Während einer Tagung der Erziehungswissenschaftlichen Fakultät der Universität Hamburg sprachen sich die anwesenden Bildungsforscher für eine längere Grundschulzeit aus. Zahlreiche Studien zeigten, dass mittelmäßig gute Schüler_innen aus privilegierten Schichten aufs Gymnasium kämen, leistungsstarke Schüler_innen aus unteren Schichten hingegen nicht.
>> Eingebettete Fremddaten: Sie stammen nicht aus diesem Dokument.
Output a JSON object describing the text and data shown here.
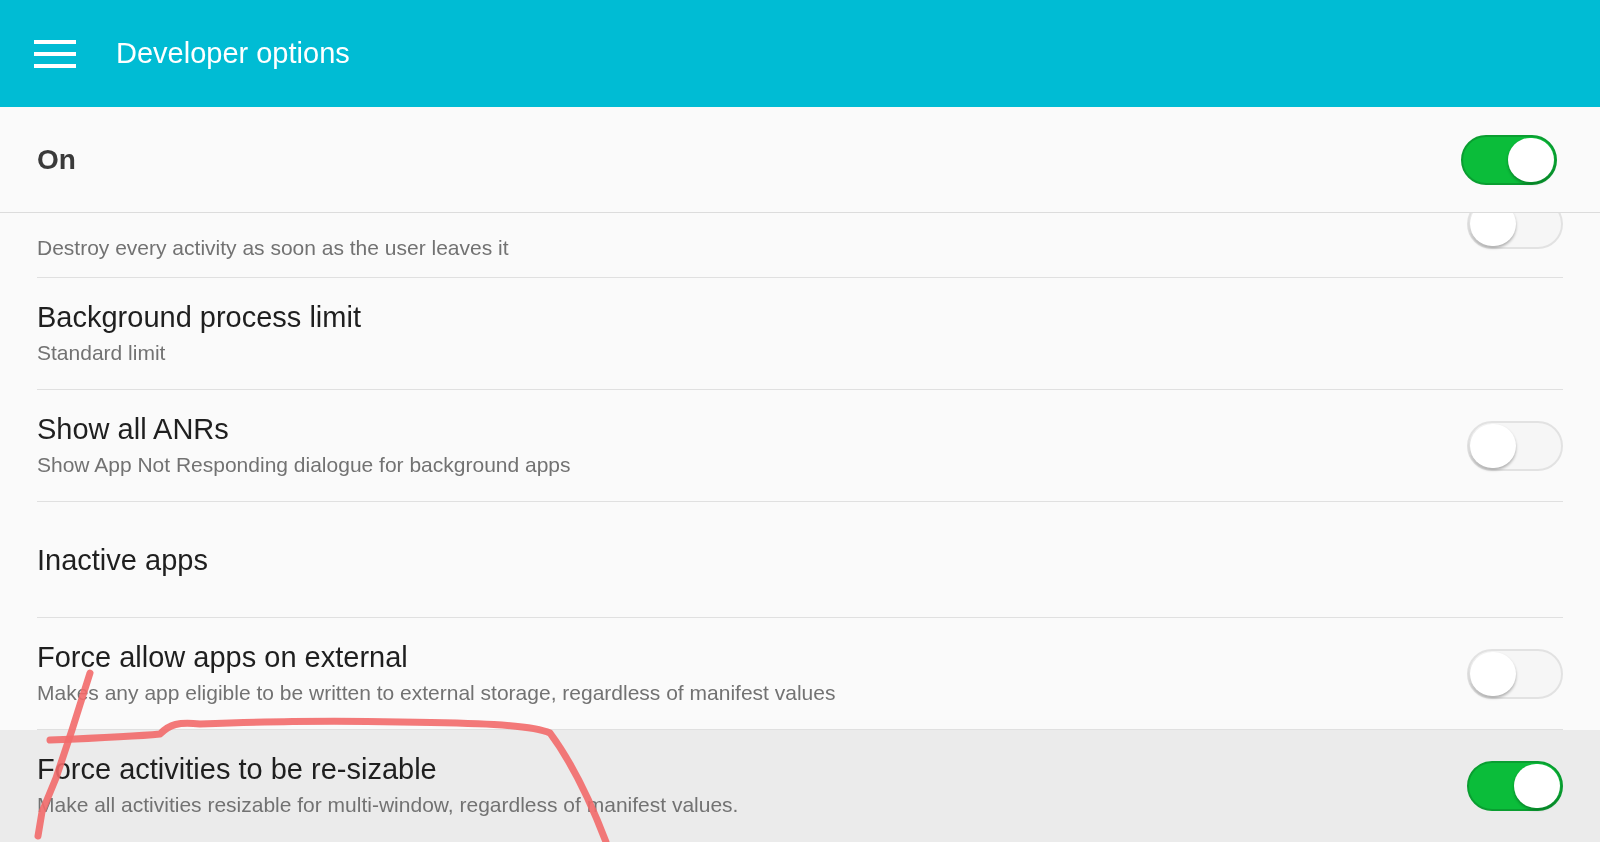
{
  "app_bar": {
    "title": "Developer options"
  },
  "master_switch": {
    "label": "On",
    "on": true
  },
  "settings": [
    {
      "kind": "switch",
      "subtitle": "Destroy every activity as soon as the user leaves it",
      "on": false,
      "highlighted": false
    },
    {
      "kind": "plain",
      "title": "Background process limit",
      "subtitle": "Standard limit",
      "highlighted": false
    },
    {
      "kind": "switch",
      "title": "Show all ANRs",
      "subtitle": "Show App Not Responding dialogue for background apps",
      "on": false,
      "highlighted": false
    },
    {
      "kind": "plain",
      "title": "Inactive apps",
      "highlighted": false
    },
    {
      "kind": "switch",
      "title": "Force allow apps on external",
      "subtitle": "Makes any app eligible to be written to external storage, regardless of manifest values",
      "on": false,
      "highlighted": false
    },
    {
      "kind": "switch",
      "title": "Force activities to be re-sizable",
      "subtitle": "Make all activities resizable for multi-window, regardless of manifest values.",
      "on": true,
      "highlighted": true
    }
  ],
  "markup": {
    "kind": "freehand"
  }
}
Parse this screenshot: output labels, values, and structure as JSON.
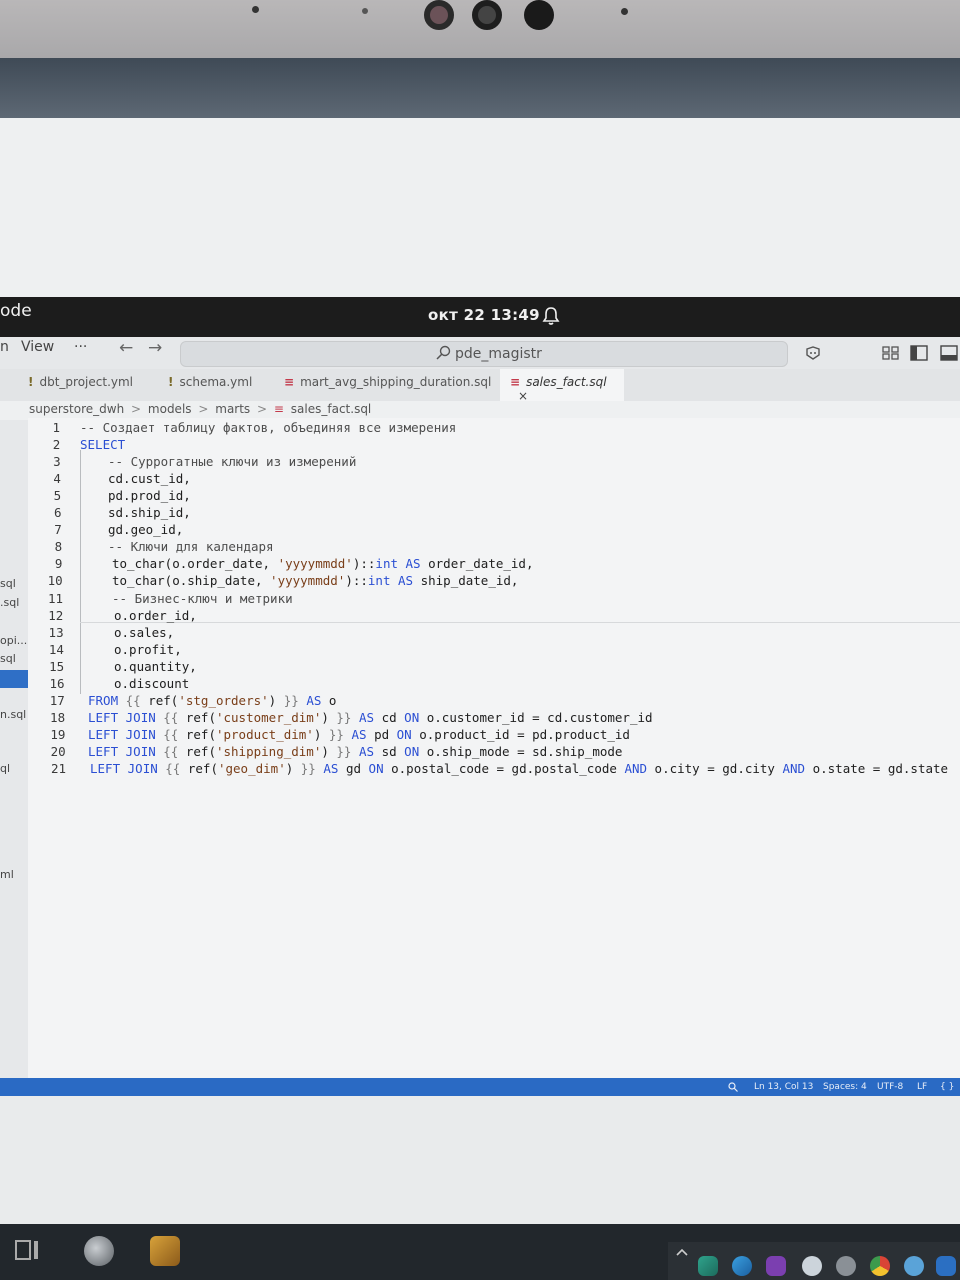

Die jetzige 4jährige Grundschule mit der frühen sozialen Selektion nütze vor allem Eltern aus privilegierten Milieus. So machte nach Angaben der Welt-Online (Insa Gall: Bildungsforscher sprechen sich für die Primarschule aus, 22. April 2010, 04:00 Uhr) der Bildungsforscher Klaus Jürgen Tillmann vor allem einen Interessenskonflikt zwischen sozialen Klassen aus:

„Aus Sicht von Eltern, die wollen, dass ihre Kinder unabhängig von ihrer Leistung auf jeden Fall das Abitur machen, ist das eine günstige Struktur, und man kann verstehen, dass sie ein vernünftiges Interesse haben, diese zu verteidigen“

Es spreche viel dafür, dass sich mit einer sechsjährigen Grundschulzeit sowohl die Leistungen verbesserten als auch die soziale Auslese abnehme. Tillmann zeigte sich allerdings skeptisch, ob eine Verlängerung der Grundschulzeit um zwei Jahre bereits ausreiche.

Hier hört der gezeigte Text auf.